Based on the approach so far, we can add any configuration depending on the designers’ needs without worrying about the rules of material design or other design languages.

Semantics

When discussing “UI”, we must not forget the topic of accessibility.

Though “accessibility” consists of various perspectives, we here have to know Semantics that provides meanings of each widget in order for the feature of voice over, for instance, to speak relevantly.

For example, ElevatedButton (internally used ButtonStyleButton actually) provides Semantics inside its build() operation like below.

Semantics(
  container: true,
  button: widget.isSemanticButton, // always true as long as using ElevatedButton
  enabled: widget.enabled,
    child: ...

https://github.com/flutter/flutter/blob/05add65f630621447e960b72cd3f791a039b2bb4/packages/flutter/lib/src/material/button_style_button.dart#L594

Because discussion on Semantics requires an appropriate understanding of how accessibility features work, and I don’t know much about this field unfortunately, I’ll just update some of the widgets so far by mimicking the existing material widget by taking a look at their source code.

PageRouteBuilder

PageRoute also requires Semantics as MaterialPageRoute does.

  @override
  Widget buildPage(
    BuildContext context,
    Animation<double> animation,
    Animation<double> secondaryAnimation,
  ) {
    final Widget result = buildContent(context);
    return Semantics(scopesRoute: true, explicitChildNodes: true, child: result);
  }

https://github.com/flutter/flutter/blob/05add65f630621447e960b72cd3f791a039b2bb4/packages/flutter/lib/src/material/page.dart#L194

scopesRoute: true and explicitChildNodes: true enable Semantics to be a root of a “semantic tree” constructed by its subtree with its route name.

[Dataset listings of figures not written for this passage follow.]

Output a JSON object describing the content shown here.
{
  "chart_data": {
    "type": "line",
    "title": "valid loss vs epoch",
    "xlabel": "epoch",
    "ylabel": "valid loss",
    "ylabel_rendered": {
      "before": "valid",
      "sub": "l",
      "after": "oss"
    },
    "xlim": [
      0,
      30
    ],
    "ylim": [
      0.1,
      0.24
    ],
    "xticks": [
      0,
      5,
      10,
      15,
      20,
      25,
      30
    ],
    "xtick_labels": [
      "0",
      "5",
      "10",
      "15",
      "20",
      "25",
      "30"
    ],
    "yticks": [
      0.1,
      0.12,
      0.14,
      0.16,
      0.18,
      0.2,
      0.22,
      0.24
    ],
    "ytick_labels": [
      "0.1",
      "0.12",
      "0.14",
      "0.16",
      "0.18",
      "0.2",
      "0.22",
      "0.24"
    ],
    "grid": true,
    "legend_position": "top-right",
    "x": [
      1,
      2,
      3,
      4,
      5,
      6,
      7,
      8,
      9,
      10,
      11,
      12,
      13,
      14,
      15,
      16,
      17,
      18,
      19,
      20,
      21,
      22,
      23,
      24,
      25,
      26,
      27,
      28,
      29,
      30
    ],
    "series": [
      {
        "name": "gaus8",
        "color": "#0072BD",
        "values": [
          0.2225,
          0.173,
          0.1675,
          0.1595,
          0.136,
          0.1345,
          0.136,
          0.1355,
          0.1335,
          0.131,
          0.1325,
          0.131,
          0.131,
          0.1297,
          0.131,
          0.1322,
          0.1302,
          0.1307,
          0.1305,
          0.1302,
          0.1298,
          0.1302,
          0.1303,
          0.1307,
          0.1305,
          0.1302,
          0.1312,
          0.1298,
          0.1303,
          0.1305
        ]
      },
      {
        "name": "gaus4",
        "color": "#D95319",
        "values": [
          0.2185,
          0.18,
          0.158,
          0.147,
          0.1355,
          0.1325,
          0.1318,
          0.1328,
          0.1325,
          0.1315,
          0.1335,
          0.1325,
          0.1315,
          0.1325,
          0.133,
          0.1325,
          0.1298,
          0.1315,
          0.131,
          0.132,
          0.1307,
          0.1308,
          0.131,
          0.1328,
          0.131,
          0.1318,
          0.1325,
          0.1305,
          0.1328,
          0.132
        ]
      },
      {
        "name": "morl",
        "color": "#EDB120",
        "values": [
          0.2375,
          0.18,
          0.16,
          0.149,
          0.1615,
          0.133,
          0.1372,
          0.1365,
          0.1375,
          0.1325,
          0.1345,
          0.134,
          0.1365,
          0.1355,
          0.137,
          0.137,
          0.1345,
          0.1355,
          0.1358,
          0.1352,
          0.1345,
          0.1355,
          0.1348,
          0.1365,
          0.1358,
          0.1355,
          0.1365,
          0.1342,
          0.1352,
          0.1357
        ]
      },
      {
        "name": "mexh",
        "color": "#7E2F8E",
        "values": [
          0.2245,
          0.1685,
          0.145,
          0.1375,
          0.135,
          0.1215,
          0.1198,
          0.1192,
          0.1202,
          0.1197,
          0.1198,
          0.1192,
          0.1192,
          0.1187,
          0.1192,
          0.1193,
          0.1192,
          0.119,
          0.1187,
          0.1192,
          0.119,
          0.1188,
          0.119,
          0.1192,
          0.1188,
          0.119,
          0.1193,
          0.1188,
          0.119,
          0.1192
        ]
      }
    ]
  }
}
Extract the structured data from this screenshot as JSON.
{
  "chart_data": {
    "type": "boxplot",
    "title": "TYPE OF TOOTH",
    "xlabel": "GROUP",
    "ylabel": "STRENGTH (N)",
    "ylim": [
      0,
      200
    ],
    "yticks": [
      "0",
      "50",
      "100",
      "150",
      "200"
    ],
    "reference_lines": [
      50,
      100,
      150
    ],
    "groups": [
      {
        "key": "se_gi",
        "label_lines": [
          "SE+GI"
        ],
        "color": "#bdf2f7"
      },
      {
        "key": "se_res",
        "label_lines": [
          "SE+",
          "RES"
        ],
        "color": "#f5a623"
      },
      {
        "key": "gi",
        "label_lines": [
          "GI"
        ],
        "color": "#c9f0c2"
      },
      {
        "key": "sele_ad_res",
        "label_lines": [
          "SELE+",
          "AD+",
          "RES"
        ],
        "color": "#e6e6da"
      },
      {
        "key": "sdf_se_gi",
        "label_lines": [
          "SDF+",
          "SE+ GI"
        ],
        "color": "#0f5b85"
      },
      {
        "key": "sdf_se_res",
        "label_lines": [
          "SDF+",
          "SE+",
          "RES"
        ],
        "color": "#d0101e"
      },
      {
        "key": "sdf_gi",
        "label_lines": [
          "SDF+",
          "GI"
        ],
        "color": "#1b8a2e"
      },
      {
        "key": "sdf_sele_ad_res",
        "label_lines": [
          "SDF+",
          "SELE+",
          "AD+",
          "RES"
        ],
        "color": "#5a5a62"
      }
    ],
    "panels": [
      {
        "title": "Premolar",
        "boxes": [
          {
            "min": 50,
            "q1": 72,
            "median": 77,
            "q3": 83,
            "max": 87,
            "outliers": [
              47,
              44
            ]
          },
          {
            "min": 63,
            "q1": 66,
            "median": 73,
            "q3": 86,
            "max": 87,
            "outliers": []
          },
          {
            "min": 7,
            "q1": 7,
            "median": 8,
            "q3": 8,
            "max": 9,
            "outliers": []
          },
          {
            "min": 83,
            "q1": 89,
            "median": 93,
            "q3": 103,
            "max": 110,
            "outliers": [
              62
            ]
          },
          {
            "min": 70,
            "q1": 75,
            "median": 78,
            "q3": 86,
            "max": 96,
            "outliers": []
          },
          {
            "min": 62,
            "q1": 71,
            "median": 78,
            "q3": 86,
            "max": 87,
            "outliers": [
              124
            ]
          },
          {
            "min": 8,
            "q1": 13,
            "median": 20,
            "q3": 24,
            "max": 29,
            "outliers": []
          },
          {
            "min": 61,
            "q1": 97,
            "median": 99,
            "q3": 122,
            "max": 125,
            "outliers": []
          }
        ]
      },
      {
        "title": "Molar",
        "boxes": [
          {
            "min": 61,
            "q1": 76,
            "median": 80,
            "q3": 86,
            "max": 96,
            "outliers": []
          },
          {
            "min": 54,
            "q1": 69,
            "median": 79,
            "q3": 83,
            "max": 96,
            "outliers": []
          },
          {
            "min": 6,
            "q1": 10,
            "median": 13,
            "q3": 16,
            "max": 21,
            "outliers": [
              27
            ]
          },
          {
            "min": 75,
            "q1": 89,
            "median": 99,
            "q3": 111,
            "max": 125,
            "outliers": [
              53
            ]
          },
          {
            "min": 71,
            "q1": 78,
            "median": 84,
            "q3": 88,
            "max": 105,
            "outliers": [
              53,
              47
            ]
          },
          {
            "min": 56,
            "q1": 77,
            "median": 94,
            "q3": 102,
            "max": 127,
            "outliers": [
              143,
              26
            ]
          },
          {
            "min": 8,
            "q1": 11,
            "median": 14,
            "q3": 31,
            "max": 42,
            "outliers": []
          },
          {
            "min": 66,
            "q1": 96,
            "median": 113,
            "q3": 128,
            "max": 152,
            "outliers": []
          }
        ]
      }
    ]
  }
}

Similarly, our PageRouteBuilder can be wrapped with Semantics like below.

  Navigator.of(context).push(
    PageRouteBuilder(
      pageBuilder:
          (context, animation, secondaryAnimation) =>
              Semantics(
                scopesRoute: true,
                explicitChildNodes: true,
                child: UserDetailPage(user: user),
              ), 
      transitionsBuilder:
          (context, animation, secondaryAnimation, child) =>
              FadeTransition(opacity: animation, child: child),
    ),
  );

Also, our _ListTile needs Semantics as GestureDetector doesn’t provide any semantics unless we explicitly wrap.

As the role of GestureDetector in the _ListTile is a replacement of a button, the configuration of Semantics should be mimicked from ElevatedButton, and the result is like below.

return Semantics(
  button: true,
  label: '${widget.user.name}\'s tile',
  child: GestureDetector(
    onTapDown: (details) => setState(() => isPressed = true),

Again, because I’m not an expert of accessibility issues, these usages above may not be perfect or even appropreate. I’d like to discuss here is that we can’t forget the existence of accessibility issues and using Semanticss is required if we want to make our fully customized widget components.

Wrap up

So far, we’ve seen the first step of how to build Flutter apps without material.dart or cupertino.dart but with widgets.dart.

Though this looks quite inconvenient and unefficient, this strategy also gives us a complete freedom to customize UI to fully realize designer’s idea.

Independency from platform-specific design language is one of the biggest advantage of Flutter, which other multi-platform frameworks doesn’t take.

Considering we have a lot more similar approaches, such as React Native, Compose Multiplatform, or even Swift for Android platform announced a couple of days ago, understanding the advantage of Flutter and maximizing it is coming more and more important I would say.